Enfermedades que, sorpresa, nadie parece interesado en reconocer, y que se incuban, como va apuntando sutilmente Schmid, en la propia religión, en el entorno familiar, en las relaciones que se entablan de adulto; en la imposibilidad, en fin, de ayudar a los demás, incluso a quienes más amamos, si no es a través de nuestros prejuicios y egoísmos. Como se ha comentado al principio de esta reseña, Réquiem formaliza tales consideraciones con ánimo introspectivo. Una cámara nerviosa y una iluminación sin efectismos conforman una atmósfera casi palpable. Los personajes tienen espacio para expresarse, fruto de una mirada comprensiva sobre todos ellos que realzan las excelentes interpretaciones de Burghart Klaussner como el pusilánime padre de Micaela y de Anna Blomeier como Hanna, su mejor amiga. Y son suficientes unos ajustados recursos sonoros y escenográficos para sugerir una época y ciertos estados de ánimo, y para contrastar los diferentes escenarios en que se gesta la catástrofe.
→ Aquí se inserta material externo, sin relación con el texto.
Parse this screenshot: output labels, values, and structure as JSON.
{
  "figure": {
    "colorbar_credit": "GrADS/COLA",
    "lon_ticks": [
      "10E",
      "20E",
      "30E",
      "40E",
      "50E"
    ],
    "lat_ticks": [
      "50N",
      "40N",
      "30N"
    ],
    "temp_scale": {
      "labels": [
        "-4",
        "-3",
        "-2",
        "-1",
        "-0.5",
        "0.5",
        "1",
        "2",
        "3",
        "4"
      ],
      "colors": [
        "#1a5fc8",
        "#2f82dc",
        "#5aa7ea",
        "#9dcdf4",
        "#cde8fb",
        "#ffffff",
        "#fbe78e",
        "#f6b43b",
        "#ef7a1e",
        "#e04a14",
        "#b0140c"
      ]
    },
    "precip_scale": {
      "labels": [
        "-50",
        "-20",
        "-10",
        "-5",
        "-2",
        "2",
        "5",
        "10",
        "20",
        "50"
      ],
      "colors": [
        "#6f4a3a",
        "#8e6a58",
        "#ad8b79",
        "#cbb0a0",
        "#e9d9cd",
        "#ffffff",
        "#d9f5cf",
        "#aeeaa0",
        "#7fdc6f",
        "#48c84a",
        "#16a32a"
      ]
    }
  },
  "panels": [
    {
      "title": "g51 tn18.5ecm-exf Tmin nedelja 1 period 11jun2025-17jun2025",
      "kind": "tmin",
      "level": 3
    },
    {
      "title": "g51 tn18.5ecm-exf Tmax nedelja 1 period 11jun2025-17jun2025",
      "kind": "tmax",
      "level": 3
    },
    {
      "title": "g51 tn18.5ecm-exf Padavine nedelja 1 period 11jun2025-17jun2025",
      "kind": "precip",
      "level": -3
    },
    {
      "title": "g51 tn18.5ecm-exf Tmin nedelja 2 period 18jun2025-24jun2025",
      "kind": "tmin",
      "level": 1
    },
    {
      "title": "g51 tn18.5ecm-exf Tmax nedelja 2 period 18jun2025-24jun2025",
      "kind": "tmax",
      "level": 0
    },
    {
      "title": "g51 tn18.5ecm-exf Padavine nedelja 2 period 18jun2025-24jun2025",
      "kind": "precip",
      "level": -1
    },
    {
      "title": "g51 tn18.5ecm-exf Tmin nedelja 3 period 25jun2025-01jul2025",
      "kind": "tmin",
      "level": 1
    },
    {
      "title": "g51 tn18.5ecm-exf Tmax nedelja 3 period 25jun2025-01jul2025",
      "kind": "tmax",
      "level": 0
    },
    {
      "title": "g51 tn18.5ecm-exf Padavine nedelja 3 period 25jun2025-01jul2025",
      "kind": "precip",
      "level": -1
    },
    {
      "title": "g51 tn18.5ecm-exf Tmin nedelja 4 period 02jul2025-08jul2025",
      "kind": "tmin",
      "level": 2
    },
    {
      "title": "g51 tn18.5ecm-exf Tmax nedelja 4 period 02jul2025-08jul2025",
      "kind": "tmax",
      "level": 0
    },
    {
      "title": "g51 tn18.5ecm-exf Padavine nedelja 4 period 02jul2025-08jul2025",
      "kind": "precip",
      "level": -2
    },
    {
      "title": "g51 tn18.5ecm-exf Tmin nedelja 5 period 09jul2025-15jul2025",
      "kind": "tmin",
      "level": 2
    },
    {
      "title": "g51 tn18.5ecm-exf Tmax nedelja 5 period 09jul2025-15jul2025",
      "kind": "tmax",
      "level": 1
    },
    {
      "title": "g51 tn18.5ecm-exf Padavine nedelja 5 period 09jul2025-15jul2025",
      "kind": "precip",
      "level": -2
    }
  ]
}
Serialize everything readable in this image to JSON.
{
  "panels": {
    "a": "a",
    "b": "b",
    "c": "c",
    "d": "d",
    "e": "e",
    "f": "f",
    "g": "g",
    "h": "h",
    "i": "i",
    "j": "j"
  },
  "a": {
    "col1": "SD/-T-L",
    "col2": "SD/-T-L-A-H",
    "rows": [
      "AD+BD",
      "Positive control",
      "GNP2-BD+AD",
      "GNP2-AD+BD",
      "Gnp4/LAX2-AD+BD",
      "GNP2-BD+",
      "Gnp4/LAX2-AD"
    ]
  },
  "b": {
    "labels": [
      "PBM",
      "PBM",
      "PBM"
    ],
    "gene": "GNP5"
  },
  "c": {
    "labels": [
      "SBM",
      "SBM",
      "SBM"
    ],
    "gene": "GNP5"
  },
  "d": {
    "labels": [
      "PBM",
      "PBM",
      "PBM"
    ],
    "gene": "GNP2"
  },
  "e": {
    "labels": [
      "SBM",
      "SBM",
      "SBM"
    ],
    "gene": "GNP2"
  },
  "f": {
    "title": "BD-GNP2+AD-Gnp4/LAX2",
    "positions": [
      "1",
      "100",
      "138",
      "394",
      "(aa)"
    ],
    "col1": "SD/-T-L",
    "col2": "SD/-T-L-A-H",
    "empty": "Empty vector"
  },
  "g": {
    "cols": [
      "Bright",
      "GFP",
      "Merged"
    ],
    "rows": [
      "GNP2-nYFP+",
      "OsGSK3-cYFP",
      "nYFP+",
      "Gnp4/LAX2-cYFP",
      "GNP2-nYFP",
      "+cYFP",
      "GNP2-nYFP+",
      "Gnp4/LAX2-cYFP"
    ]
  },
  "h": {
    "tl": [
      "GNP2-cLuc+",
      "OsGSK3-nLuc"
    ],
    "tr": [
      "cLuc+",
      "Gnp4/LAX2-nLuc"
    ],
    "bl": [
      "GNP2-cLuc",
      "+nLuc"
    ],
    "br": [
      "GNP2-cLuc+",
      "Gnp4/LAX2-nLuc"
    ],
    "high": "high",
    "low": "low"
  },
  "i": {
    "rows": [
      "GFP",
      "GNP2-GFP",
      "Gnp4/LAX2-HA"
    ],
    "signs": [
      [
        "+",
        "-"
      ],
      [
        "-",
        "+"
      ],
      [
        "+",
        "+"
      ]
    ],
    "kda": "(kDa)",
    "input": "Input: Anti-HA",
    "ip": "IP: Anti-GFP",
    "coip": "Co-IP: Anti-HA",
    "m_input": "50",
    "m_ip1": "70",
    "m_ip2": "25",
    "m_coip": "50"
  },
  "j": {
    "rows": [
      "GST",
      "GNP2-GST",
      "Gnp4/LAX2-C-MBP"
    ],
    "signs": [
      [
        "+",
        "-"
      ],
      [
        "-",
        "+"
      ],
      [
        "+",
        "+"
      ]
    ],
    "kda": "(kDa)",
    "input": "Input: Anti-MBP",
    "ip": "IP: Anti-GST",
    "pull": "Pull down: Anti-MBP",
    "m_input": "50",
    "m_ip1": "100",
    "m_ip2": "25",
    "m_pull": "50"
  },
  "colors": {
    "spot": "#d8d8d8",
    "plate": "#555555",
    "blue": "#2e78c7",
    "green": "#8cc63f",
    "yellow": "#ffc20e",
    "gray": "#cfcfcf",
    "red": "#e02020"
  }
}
Réquiem es una película muy dura, que además desagradará por igual a los partidarios de ese mecanicismo estéril que ejemplifican los hermanos Dardenne y a los consumidores de productos hollywoodenses. Pero quien aún crea que la imagen es capaz de desvelar el abismo de lo humano por debajo de su propia superficie, no debe perdérsela.